Deuteronomium 29,9-28
Eigene Übersetzung
- Ihr steht heute alle vor Jahwe, eurem Gott: eure Häupter, eure Stämme, eure Ältesten und eure Aufseher, alle Männer von Israel,
- eure Kinder, eure Frauen und der Fremde, der in der Mitte eures Lagers ist, vom Holzsammler bis zum Wasserschöpfer,
- damit du hinüberziehst in den Bund Jahwes, deines Gottes, und in seinen Fluch, den Jahwe, dein Gott, heute mit dir geschlossen hat,
- damit du dich heute zu einem Volk erhebst und er dein Gott sein wird, wie er zu dir geredet hat und wie er deinen Vätern, Abraham, Isaak und Jakob, geschworen hat.
- Doch nicht nur mit euch schließe ich heute diesen Bund und diese Flüche,
- sondern mit dem, der heute hier mit uns vor Jahwe, unserem Gott, steht, und auch mit dem, der heute nicht hier mit uns steht.
- Denn ihr wisst, dass wir im Land Ägypten gewohnt haben und mitten durch die Nationen gezogen sind, die ihr durchquert habt.
- Ihr habt die Scheusale und Götzen aus Holz, Stein, Silber und Gold gesehen, die bei ihnen waren.
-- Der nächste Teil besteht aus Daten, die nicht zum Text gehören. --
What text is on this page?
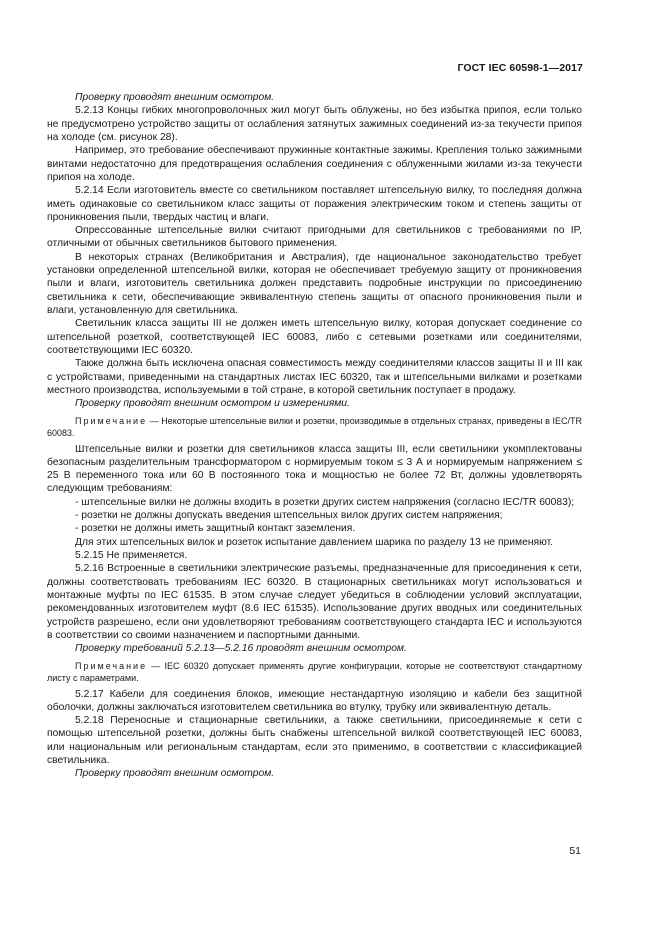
ГОСТ IEC 60598-1—2017

Проверку проводят внешним осмотром.

5.2.13 Концы гибких многопроволочных жил могут быть облужены, но без избытка припоя, если только не предусмотрено устройство защиты от ослабления затянутых зажимных соединений из-за текучести припоя на холоде (см. рисунок 28).

Например, это требование обеспечивают пружинные контактные зажимы. Крепления только зажимными винтами недостаточно для предотвращения ослабления соединения с облуженными жилами из-за текучести припоя на холоде.

5.2.14 Если изготовитель вместе со светильником поставляет штепсельную вилку, то последняя должна иметь одинаковые со светильником класс защиты от поражения электрическим током и степень защиты от проникновения пыли, твердых частиц и влаги.

Опрессованные штепсельные вилки считают пригодными для светильников с требованиями по IP, отличными от обычных светильников бытового применения.

В некоторых странах (Великобритания и Австралия), где национальное законодательство требует установки определенной штепсельной вилки, которая не обеспечивает требуемую защиту от проникновения пыли и влаги, изготовитель светильника должен представить подробные инструкции по присоединению светильника к сети, обеспечивающие эквивалентную степень защиты от опасного проникновения пыли и влаги, установленную для светильника.

Светильник класса защиты III не должен иметь штепсельную вилку, которая допускает соединение со штепсельной розеткой, соответствующей IEC 60083, либо с сетевыми розетками или соединителями, соответствующими IEC 60320.

Также должна быть исключена опасная совместимость между соединителями классов защиты II и III как с устройствами, приведенными на стандартных листах IEC 60320, так и штепсельными вилками и розетками местного производства, используемыми в той стране, в которой светильник поступает в продажу.

Проверку проводят внешним осмотром и измерениями.

Примечание — Некоторые штепсельные вилки и розетки, производимые в отдельных странах, приведены в IEC/TR 60083.

Штепсельные вилки и розетки для светильников класса защиты III, если светильники укомплектованы безопасным разделительным трансформатором с нормируемым током ≤ 3 А и нормируемым напряжением ≤ 25 В переменного тока или 60 В постоянного тока и мощностью не более 72 Вт, должны удовлетворять следующим требованиям:

- штепсельные вилки не должны входить в розетки других систем напряжения (согласно IEC/TR 60083);

- розетки не должны допускать введения штепсельных вилок других систем напряжения;

- розетки не должны иметь защитный контакт заземления.

Для этих штепсельных вилок и розеток испытание давлением шарика по разделу 13 не применяют.

5.2.15 Не применяется.

5.2.16 Встроенные в светильники электрические разъемы, предназначенные для присоединения к сети, должны соответствовать требованиям IEC 60320. В стационарных светильниках могут использоваться и монтажные муфты по IEC 61535. В этом случае следует убедиться в соблюдении условий эксплуатации, рекомендованных изготовителем муфт (8.6 IEC 61535). Использование других вводных или соединительных устройств разрешено, если они удовлетворяют требованиям соответствующего стандарта IEC и используются в соответствии со своими назначением и паспортными данными.

Проверку требований 5.2.13—5.2.16 проводят внешним осмотром.

Примечание — IEC 60320 допускает применять другие конфигурации, которые не соответствуют стандартному листу с параметрами.

5.2.17 Кабели для соединения блоков, имеющие нестандартную изоляцию и кабели без защитной оболочки, должны заключаться изготовителем светильника во втулку, трубку или эквивалентную деталь.

5.2.18 Переносные и стационарные светильники, а также светильники, присоединяемые к сети с помощью штепсельной розетки, должны быть снабжены штепсельной вилкой соответствующей IEC 60083, или национальным или региональным стандартам, если это применимо, в соответствии с классификацией светильника.

Проверку проводят внешним осмотром.

51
- Damit es nicht unter euch einen Mann, eine Frau, eine Sippe oder einen Stamm gibt, der heute sein Herz von Jahwe, unserem Gott, abwendet, um hinzugehen und den Göttern dieser Völker zu dienen, damit es nicht unter euch eine Wurzel gibt, die Gift und Wermut als Frucht bringt.
- Und es soll geschehen, wenn jemand die Worte dieses Fluches hört, dass er sich in seinem Herzen segnet und sagt: Frieden werde ich haben, denn ich gehe in der Verstocktheit meines Herzens – warum sollte das Getränkte mit dem Durstigen weggeschwemmt werden?
- Jahwe wird ihm nicht vergeben wollen, sondern der Zorn Jahwes wird gegen diesen Mann entbrennen, und der ganze Fluch, der in diesem Buch geschrieben steht, wird auf ihm liegen. Jahwe wird seinen Namen unter dem Himmel austilgen.
- Jahwe wird ihn aus allen Stämmen Israels absondern zum Bösen, entsprechend allen Schwüren des Bundes, die in diesem Buch des Gesetzes geschrieben sind.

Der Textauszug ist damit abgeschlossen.